Now, decades later, the survivors are speaking out. In this gripping investigation, journalist and novelist Jon Stock uncovers the dark legacy of Sargant’s methods, the institutional complicity that enabled them, and the haunting question: Were these women victims of rogue science—or pawns in a broader, state-sanctioned agenda?
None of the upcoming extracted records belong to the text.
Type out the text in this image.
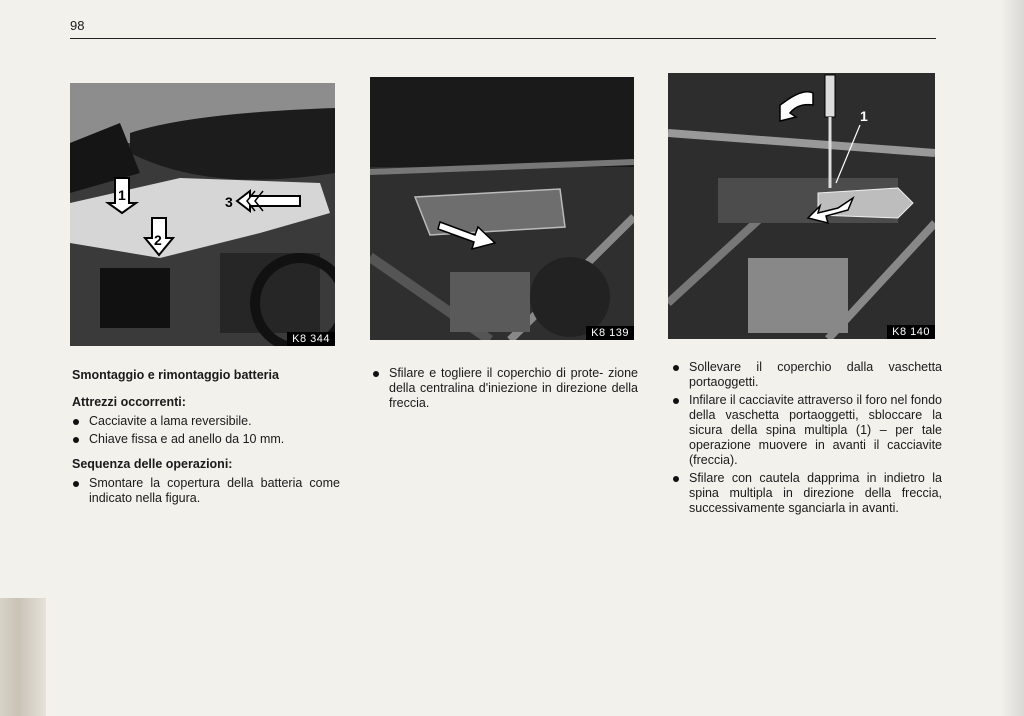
98
1
2
3
K8 344	K8 139
1
K8 140
Smontaggio e rimontaggio batteria
Attrezzi occorrenti:
Cacciavite a lama reversibile.
Chiave fissa e ad anello da 10 mm.
Sequenza delle operazioni:
Smontare la copertura della batteria come indicato nella figura.
Sfilare e togliere il coperchio di prote- zione della centralina d'iniezione in direzione della freccia.
Sollevare il coperchio dalla vaschetta portaoggetti.
Infilare il cacciavite attraverso il foro nel fondo della vaschetta portaoggetti, sbloccare la sicura della spina multipla (1) – per tale operazione muovere in avanti il cacciavite (freccia).
Sfilare con cautela dapprima in indietro la spina multipla in direzione della freccia, successivamente sganciarla in avanti.
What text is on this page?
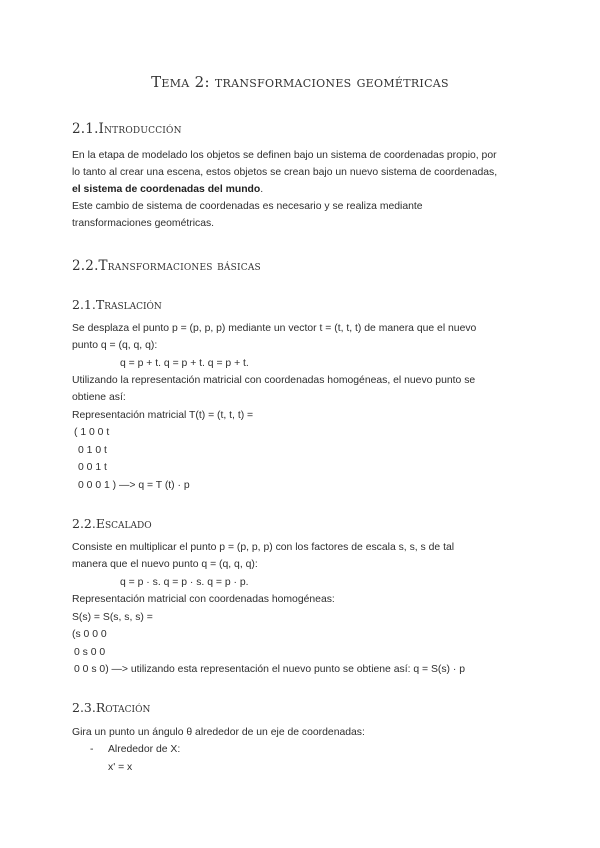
Tema 2: transformaciones geométricas
2.1.Introducción
En la etapa de modelado los objetos se definen bajo un sistema de coordenadas propio, por
lo tanto al crear una escena, estos objetos se crean bajo un nuevo sistema de coordenadas,
el sistema de coordenadas del mundo.
Este cambio de sistema de coordenadas es necesario y se realiza mediante
transformaciones geométricas.
2.2.Transformaciones básicas
2.1.Traslación
Se desplaza el punto p = (p, p, p) mediante un vector t = (t, t, t) de manera que el nuevo
punto q = (q, q, q):
q = p + t. q = p + t. q = p + t.
Utilizando la representación matricial con coordenadas homogéneas, el nuevo punto se
obtiene así:
Representación matricial T(t) = (t, t, t) =
( 1 0 0 t
0 1 0 t
0 0 1 t
0 0 0 1 ) —> q = T (t) · p
2.2.Escalado
Consiste en multiplicar el punto p = (p, p, p) con los factores de escala s, s, s de tal
manera que el nuevo punto q = (q, q, q):
q = p · s. q = p · s. q = p · p.
Representación matricial con coordenadas homogéneas:
S(s) = S(s, s, s) =
(s 0 0 0
0 s 0 0
0 0 s 0) —> utilizando esta representación el nuevo punto se obtiene así: q = S(s) · p
2.3.Rotación
Gira un punto un ángulo θ alrededor de un eje de coordenadas:
- Alrededor de X:
x' = x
The Sleep Room is a powerful blend of investigative journalism and survivor testimony, exposing the twisted intersection of medicine, power, and secrecy.
APPLE BOOKS REVIEW
Sometimes true crime edges into straight-up horror, and that’s where this gripping story of medical malfeasance lies. From the 1940s through the ’70s, Dr. William Sargant was the face of British psychiatric care. A firm opponent of Freudian talk therapy, he believed the brain could be forcibly rewired into health. His experiments with insulin-induced comas and barbiturate narcosis, during which patients—mostly female and as young as 13—were subjected to electroshock and even lobotomies without consent, were horrifying. They were also close enough to torture that both MI5 and the CIA studied them for Cold War brainwashing techniques. Journalist Jon Stock unpacks this chilling legacy with precision and clarity, showing how Sargant’s blend of arrogance and certainty shaped a generation of practitioners. The testimonies of former patients, including actress Celia Imrie, are particularly powerful. The Sleep Room is a disturbing portrait of one man’s unchecked authority and the institutions that looked the other way.
PUBLISHERS WEEKLY
Journalist and spy novelist Stock follows up No Place to Hide with a harrowing deep dive into the lurid life and crimes of British psychiatrist William Sargant (1907–1988). After WWII, Sargant rose to prominence as a so-called expert on mental illness, advocating for lobotomies, electroshock therapies, and narcosis as standard treatments for even mild ailments. Drawing on medical records and first-person accounts from Sargant's mostly female patients, Stock paints a chilling portrait of Ward 5 at London's Royal Waterloo Hospital for Children and Women, where Sargant, who authored several popular books on mental illness, treated even minor cases of depression with drug-induced comas between 1948 and his retirement in 1972. As Stock catalogs Sargant's malpractices, he also pieces together a biography of the man himself, who suffered from nervous breakdowns and addictions to pornography and drugs. Most intriguingly, Stock covers Sargant's work developing truth serums and brainwashing compounds for the British armed forces during WWII, positing that some of his patients may have been guinea pigs for military intelligence. With the thoroughness of top-notch journalism and the controlled tone of the best espionage fiction, Stock serves up one chilling anecdote after another. The result is an unforgettable glimpse into the heart of darkness.